The outbreak seemed likely to affect the number of international students — particularly those from China — attending the University of Otago, Otago Polytechnic and other education providers, he said.
"They could come later or they may stop coming altogether."
The various education providers also needed to be prepared to manage the impact of the disease should any students arrive with it, Mr McGowan said.
"Of course we also have a duty of care to make sure those people are well when they’re here.
"That’s going to be a significant issue for them."
It was too early to say how the outbreak might affect the business community at large but individual businesses should start planning for the worst, Mr McGowan said.
The University of Otago has activated its Infectious Disease Emergency Planning Group, which works closely with the Ministry of Health and local health authorities to follow and promote Government advice.
A spokesman said the university began communicating with staff and students last week and will continue to do so "as this dynamic situation develops".
"At this point, we have no reports of staff or students affected by the virus.
The university expected more than 400 students from mainland China this year.
"International enrolments for 2020 are as we would expect at this stage in the academic year cycle,’’ the spokesman said.
"Student Health is the primary healthcare provider for students. Staff at Student Health have already made preparations for students who may present with the illness."
Otago Polytechnic’s 98 Chinese students made up 32% of its 2019 international student intake.
That number included students already in New Zealand who were not citizens or residents.
The polytechnic has advised staff and students if they have returned from one of the countries with confirmed cases and are unwell, to call a GP before visiting in person.

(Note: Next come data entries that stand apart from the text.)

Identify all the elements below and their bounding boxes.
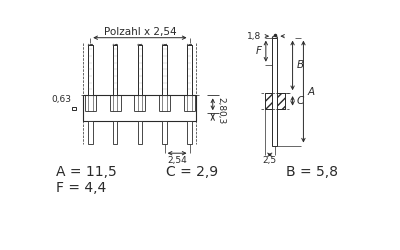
Text: A: A: [307, 86, 314, 97]
Bar: [187, 46, 192, 96]
Bar: [162, 46, 167, 96]
Text: 2,8: 2,8: [217, 97, 226, 111]
Bar: [138, 46, 142, 96]
Bar: [187, 121, 192, 144]
Text: 2,54: 2,54: [167, 156, 187, 164]
Text: A = 11,5: A = 11,5: [56, 166, 117, 179]
Text: B: B: [296, 60, 304, 70]
Text: F = 4,4: F = 4,4: [56, 181, 106, 195]
Text: 2,5: 2,5: [263, 156, 277, 164]
Text: C = 2,9: C = 2,9: [166, 166, 218, 179]
Bar: [113, 121, 118, 144]
Bar: [265, 93, 285, 108]
Bar: [88, 46, 93, 96]
Bar: [138, 121, 142, 144]
Text: 0,3: 0,3: [217, 110, 226, 124]
Bar: [83, 96, 196, 121]
Bar: [72, 106, 76, 110]
Text: F: F: [256, 46, 262, 56]
Text: Polzahl x 2,54: Polzahl x 2,54: [104, 27, 176, 37]
Text: 0,63: 0,63: [51, 95, 71, 104]
Bar: [162, 121, 167, 144]
Bar: [113, 46, 118, 96]
Text: B = 5,8: B = 5,8: [286, 166, 338, 179]
Text: C: C: [296, 96, 304, 106]
Bar: [88, 121, 93, 144]
Text: 1,8: 1,8: [247, 32, 261, 41]
Bar: [272, 38, 278, 146]
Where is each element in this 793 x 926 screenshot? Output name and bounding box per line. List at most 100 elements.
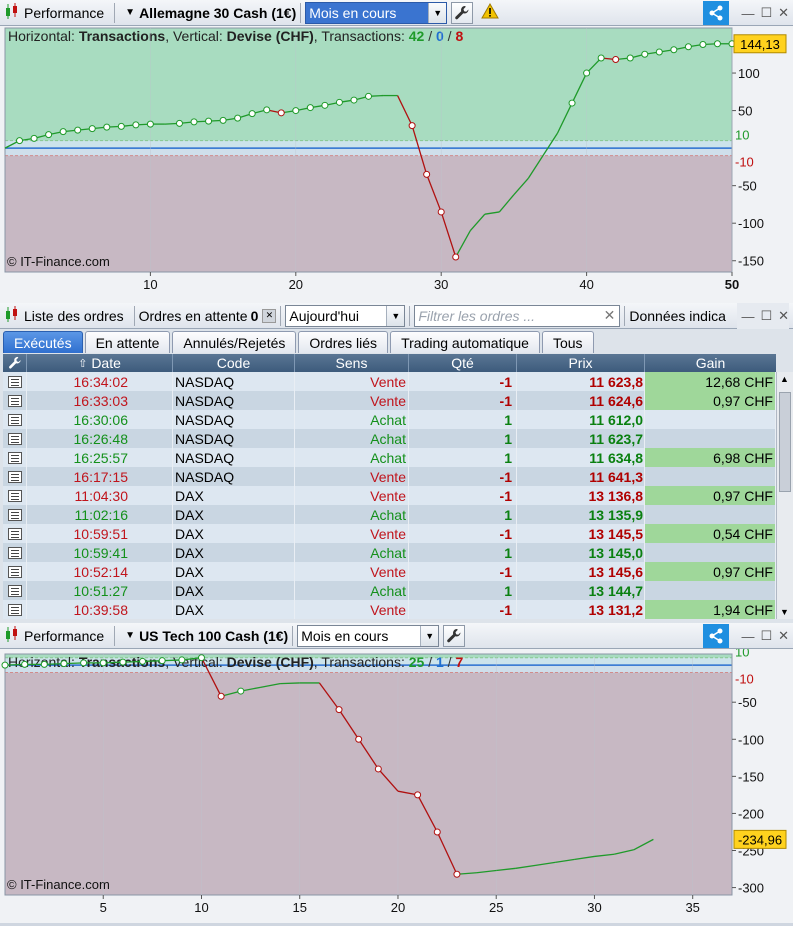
tab-executes[interactable]: Exécutés [3,331,83,353]
period-select[interactable]: Mois en cours ▼ [305,1,448,24]
warning-icon[interactable] [481,2,500,22]
order-details-cell[interactable] [3,562,27,581]
header-date[interactable]: ⇧ Date [27,354,173,372]
document-icon[interactable] [7,432,22,445]
data-point [670,46,678,54]
orders-scrollbar[interactable]: ▲ ▼ [776,372,793,619]
sort-up-icon: ⇧ [78,357,88,370]
document-icon[interactable] [7,565,22,578]
share-button[interactable] [703,1,730,25]
tab-en-attente[interactable]: En attente [84,331,171,353]
table-row[interactable]: 11:02:16 DAX Achat 1 13 135,9 [3,505,776,524]
bottom-period-select[interactable]: Mois en cours ▼ [297,624,440,647]
order-details-cell[interactable] [3,467,27,486]
table-row[interactable]: 10:59:41 DAX Achat 1 13 145,0 [3,543,776,562]
cell-date: 16:33:03 [27,391,173,410]
tab-annules-rejetes[interactable]: Annulés/Rejetés [172,331,297,353]
document-icon[interactable] [7,527,22,540]
loss-zone [5,665,732,895]
cell-gain [645,467,776,486]
header-qte[interactable]: Qté [409,354,517,372]
settings-wrench-button[interactable] [443,624,466,647]
tab-trading-automatique[interactable]: Trading automatique [390,331,540,353]
tab-ordres-lies[interactable]: Ordres liés [298,331,389,353]
minimize-icon[interactable]: — [741,5,755,21]
cell-gain [645,543,776,562]
orders-period-select[interactable]: Aujourd'hui ▼ [285,304,406,327]
table-row[interactable]: 16:33:03 NASDAQ Vente -1 11 624,6 0,97 CHF [3,391,776,410]
dropdown-caret-icon[interactable]: ▼ [125,630,136,641]
order-details-cell[interactable] [3,600,27,619]
instrument-selector[interactable]: Allemagne 30 Cash (1€) [139,4,297,21]
minimize-icon[interactable]: — [741,308,755,324]
header-code[interactable]: Code [173,354,295,372]
document-icon[interactable] [7,470,22,483]
scroll-down-icon[interactable]: ▼ [780,607,789,617]
close-icon[interactable]: ✕ [778,5,789,20]
close-icon[interactable]: ✕ [778,308,789,323]
series-segment [469,213,486,232]
document-icon[interactable] [7,489,22,502]
separator [624,305,626,326]
order-details-cell[interactable] [3,581,27,600]
document-icon[interactable] [7,394,22,407]
data-label[interactable]: Données indica [629,307,726,324]
table-row[interactable]: 16:17:15 NASDAQ Vente -1 11 641,3 [3,467,776,486]
order-details-cell[interactable] [3,429,27,448]
maximize-icon[interactable]: ☐ [760,308,773,323]
cell-sens: Vente [295,391,409,410]
header-sens[interactable]: Sens [295,354,409,372]
header-prix[interactable]: Prix [517,354,645,372]
data-point [175,119,183,127]
order-details-cell[interactable] [3,486,27,505]
table-row[interactable]: 10:59:51 DAX Vente -1 13 145,5 0,54 CHF [3,524,776,543]
maximize-icon[interactable]: ☐ [760,5,773,20]
table-row[interactable]: 10:39:58 DAX Vente -1 13 131,2 1,94 CHF [3,600,776,619]
orders-filter-input[interactable]: Filtrer les ordres ... ✕ [414,304,621,327]
order-details-cell[interactable] [3,391,27,410]
document-icon[interactable] [7,508,22,521]
chevron-down-icon[interactable]: ▼ [386,305,405,326]
order-details-cell[interactable] [3,372,27,391]
order-details-cell[interactable] [3,410,27,429]
order-details-cell[interactable] [3,543,27,562]
clear-icon[interactable]: ✕ [262,308,277,323]
maximize-icon[interactable]: ☐ [760,628,773,643]
copyright-label: © IT-Finance.com [7,877,110,892]
table-row[interactable]: 16:25:57 NASDAQ Achat 1 11 634,8 6,98 CHF [3,448,776,467]
tab-tous[interactable]: Tous [541,331,594,353]
table-row[interactable]: 11:04:30 DAX Vente -1 13 136,8 0,97 CHF [3,486,776,505]
chevron-down-icon[interactable]: ▼ [428,2,447,23]
table-row[interactable]: 16:26:48 NASDAQ Achat 1 11 623,7 [3,429,776,448]
clear-filter-icon[interactable]: ✕ [603,307,616,323]
document-icon[interactable] [7,603,22,616]
scroll-thumb[interactable] [779,392,791,492]
bottom-chart-toolbar: Performance ▼ US Tech 100 Cash (1€) Mois… [0,623,793,649]
cell-gain: 0,97 CHF [645,486,776,505]
close-icon[interactable]: ✕ [778,628,789,643]
order-details-cell[interactable] [3,505,27,524]
window-controls: — ☐ ✕ [703,0,789,26]
document-icon[interactable] [7,413,22,426]
scroll-up-icon[interactable]: ▲ [780,374,789,384]
instrument-selector[interactable]: US Tech 100 Cash (1€) [139,627,289,644]
share-button[interactable] [703,624,730,648]
table-row[interactable]: 16:30:06 NASDAQ Achat 1 11 612,0 [3,410,776,429]
document-icon[interactable] [7,375,22,388]
settings-wrench-button[interactable] [451,1,474,24]
dropdown-caret-icon[interactable]: ▼ [125,7,136,18]
order-details-cell[interactable] [3,448,27,467]
chevron-down-icon[interactable]: ▼ [420,625,439,646]
order-details-cell[interactable] [3,524,27,543]
document-icon[interactable] [7,546,22,559]
table-row[interactable]: 16:34:02 NASDAQ Vente -1 11 623,8 12,68 CHF [3,372,776,391]
minimize-icon[interactable]: — [741,628,755,644]
data-point [365,92,372,100]
table-row[interactable]: 10:51:27 DAX Achat 1 13 144,7 [3,581,776,600]
document-icon[interactable] [7,584,22,597]
cell-sens: Vente [295,524,409,543]
y-tick-label: -200 [738,806,764,821]
header-gain[interactable]: Gain [695,355,726,371]
document-icon[interactable] [7,451,22,464]
table-row[interactable]: 10:52:14 DAX Vente -1 13 145,6 0,97 CHF [3,562,776,581]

In its supplier update, Silver Fern Farms has warned coronavirus could negatively affect consumer confidence and trade certainty. The company said it was too early to draw conclusions but it was closely watching given China’s importance to its global portfolio.
Silver Fern Farms said it would monitor the impact of the disease by observing food sales and confidence in restaurant environments, which it said were often "symptomatic of retail demand and the choice to eat at home".
"Long term, if it continues to spread around the globe as it currently is and it’s still very early days. But it seems to spread pretty quickly and rapidly."